Desde o início da semana, quando
começou o movimento, caminhoneiros
que prestam serviços para cinco
empresas de transporte de carga - Andressa
Logística e Soma Transporte, Tora
Transportadora; Vera Mar; e TNL Transportadora
- fizeram manifestações em
frente ao pátio das transportadoras.
Por conta das paralisações,
mais de 15 mil toneladas de materiais da
CSN deixaram de ser transportados durante
o dia de ontem pelas transportadoras Expresso
Andressa (BM), Soma Transportes (BH) e
Tora Transportes (Contagem, MG).
Os caminhoneiros que atuam no Sul do Estado,
região metropolitana do Rio, interior
paulista, Grande São Paulo e Minas
Gerais reivindicam 15% de aumento salarial.

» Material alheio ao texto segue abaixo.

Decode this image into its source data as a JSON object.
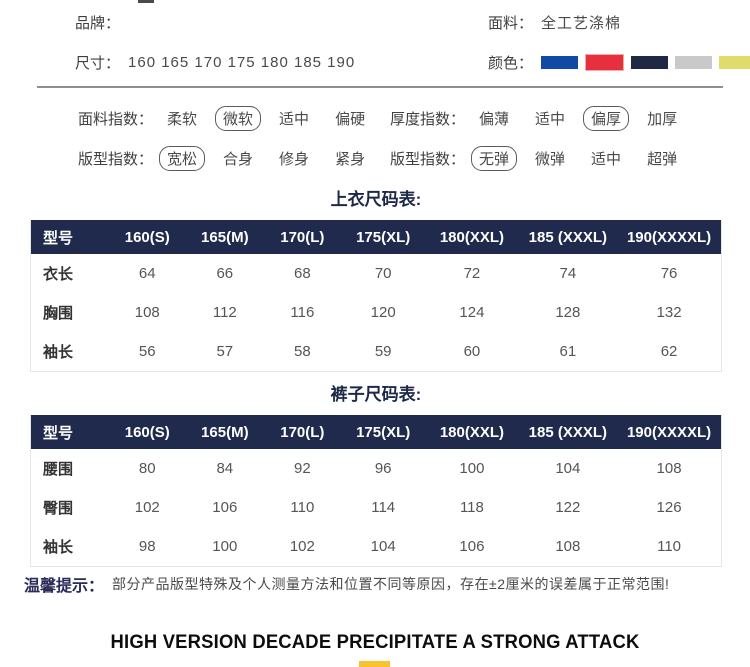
{
  "info": {
    "brand_label": "品牌：",
    "size_label": "尺寸：",
    "size_value": "160 165 170 175 180 185 190",
    "fabric_label": "面料：",
    "fabric_value": "全工艺涤棉",
    "color_label": "颜色：",
    "colors": [
      {
        "name": "blue",
        "hex": "#1149a4",
        "selected": false
      },
      {
        "name": "red",
        "hex": "#e62f3f",
        "selected": true
      },
      {
        "name": "navy",
        "hex": "#202944",
        "selected": false
      },
      {
        "name": "gray",
        "hex": "#c9c9c9",
        "selected": false
      },
      {
        "name": "yellow-green",
        "hex": "#dfdc6b",
        "selected": false
      }
    ]
  },
  "indices": {
    "rows": [
      {
        "left": {
          "label": "面料指数：",
          "options": [
            {
              "text": "柔软",
              "circled": false
            },
            {
              "text": "微软",
              "circled": true
            },
            {
              "text": "适中",
              "circled": false
            },
            {
              "text": "偏硬",
              "circled": false
            }
          ]
        },
        "right": {
          "label": "厚度指数：",
          "options": [
            {
              "text": "偏薄",
              "circled": false
            },
            {
              "text": "适中",
              "circled": false
            },
            {
              "text": "偏厚",
              "circled": true
            },
            {
              "text": "加厚",
              "circled": false
            }
          ]
        }
      },
      {
        "left": {
          "label": "版型指数：",
          "options": [
            {
              "text": "宽松",
              "circled": true
            },
            {
              "text": "合身",
              "circled": false
            },
            {
              "text": "修身",
              "circled": false
            },
            {
              "text": "紧身",
              "circled": false
            }
          ]
        },
        "right": {
          "label": "版型指数：",
          "options": [
            {
              "text": "无弹",
              "circled": true
            },
            {
              "text": "微弹",
              "circled": false
            },
            {
              "text": "适中",
              "circled": false
            },
            {
              "text": "超弹",
              "circled": false
            }
          ]
        }
      }
    ]
  },
  "size_charts": [
    {
      "title": "上衣尺码表:",
      "headers": [
        "型号",
        "160(S)",
        "165(M)",
        "170(L)",
        "175(XL)",
        "180(XXL)",
        "185 (XXXL)",
        "190(XXXXL)"
      ],
      "rows": [
        {
          "label": "衣长",
          "values": [
            "64",
            "66",
            "68",
            "70",
            "72",
            "74",
            "76"
          ]
        },
        {
          "label": "胸围",
          "values": [
            "108",
            "112",
            "116",
            "120",
            "124",
            "128",
            "132"
          ]
        },
        {
          "label": "袖长",
          "values": [
            "56",
            "57",
            "58",
            "59",
            "60",
            "61",
            "62"
          ]
        }
      ]
    },
    {
      "title": "裤子尺码表:",
      "headers": [
        "型号",
        "160(S)",
        "165(M)",
        "170(L)",
        "175(XL)",
        "180(XXL)",
        "185 (XXXL)",
        "190(XXXXL)"
      ],
      "rows": [
        {
          "label": "腰围",
          "values": [
            "80",
            "84",
            "92",
            "96",
            "100",
            "104",
            "108"
          ]
        },
        {
          "label": "臀围",
          "values": [
            "102",
            "106",
            "110",
            "114",
            "118",
            "122",
            "126"
          ]
        },
        {
          "label": "袖长",
          "values": [
            "98",
            "100",
            "102",
            "104",
            "106",
            "108",
            "110"
          ]
        }
      ]
    }
  ],
  "tips": {
    "label": "温馨提示：",
    "text": "部分产品版型特殊及个人测量方法和位置不同等原因，存在±2厘米的误差属于正常范围!"
  },
  "footer": {
    "headline": "HIGH VERSION DECADE PRECIPITATE A STRONG ATTACK"
  },
  "theme_colors": {
    "table_header_navy": "#1f2a4c",
    "title_navy": "#1d2848",
    "tip_navy": "#2b2b5a",
    "underline_yellow": "#fbc22d"
  }
}
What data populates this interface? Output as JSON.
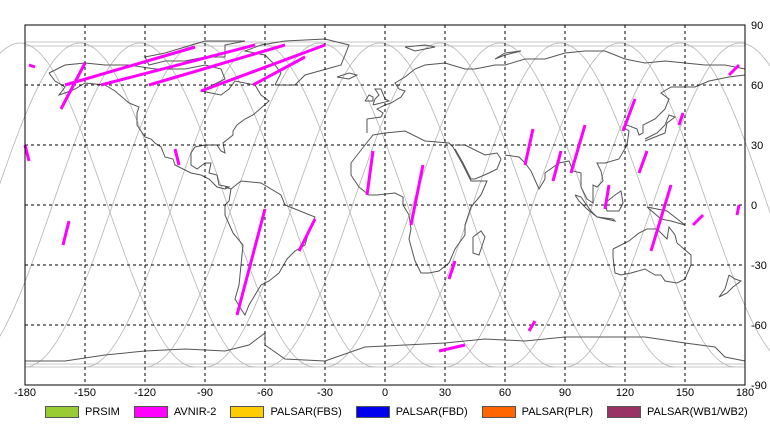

Já os do Sul do país pedem
um aumento de 10%. A primeira proposta
da categoria foi de 20%, mas acabaram reduzindo à metade.
MOBILIZAÇÃO
No final do ano passado, o Movimento enviou
um documento ao Centro de Controle Logístico
(CCL), que dá suporte aos caminhoneiros,
pedindo reajuste de 20%. Na ocasião,
as empresas recusaram a proposta, alegando
ter um acordo com o CCL, e diziam que o
reajuste seria inviável.
Nesse período, uma das empresas
que hoje atua no ramo de transporte de
cargas, a Soma Transportadora, reduziu
o valor do frete de R$ 32 para R$ 29, visando
entrar no mercado e driblar a concorrência.
Diante disso, a representação
do Movimento Brasil União Caminheiro
estabeleceu um prazo para que a transportadora
reajustasse o preço do frete. Como
não o fez até a data limite
(última segunda-feira), a categoria
deflagrou paralisação.
No total, cerca de 300 caminhoneiros cruzaram
os braços. Só na região
Sul Fluminense atuam cerca de 150 profissionais.
De acordo com a direção do
Movimento Brasil União Caminhoneiro,
com a paralisação, cerca
de 50 mil toneladas de bobinas de aço
ficaram sem carregamento. A CSN carrega
por dia cerca de 350 a 400 caminhões,
o equivalente a 15 mil toneladas de bobinas
de aço.
Na última paralisação,
realizada em 2004, os caminhoneiros ficaram
14 dias parados A categoria pediu 20% e
ganhou 18%.
A CSN não se manifestou sobre o
assunto. A informação é de
que no início deste ano foi realizado
um processo de licitação
para a escolha das transportadoras e o
valor do frete já havia sido acordado.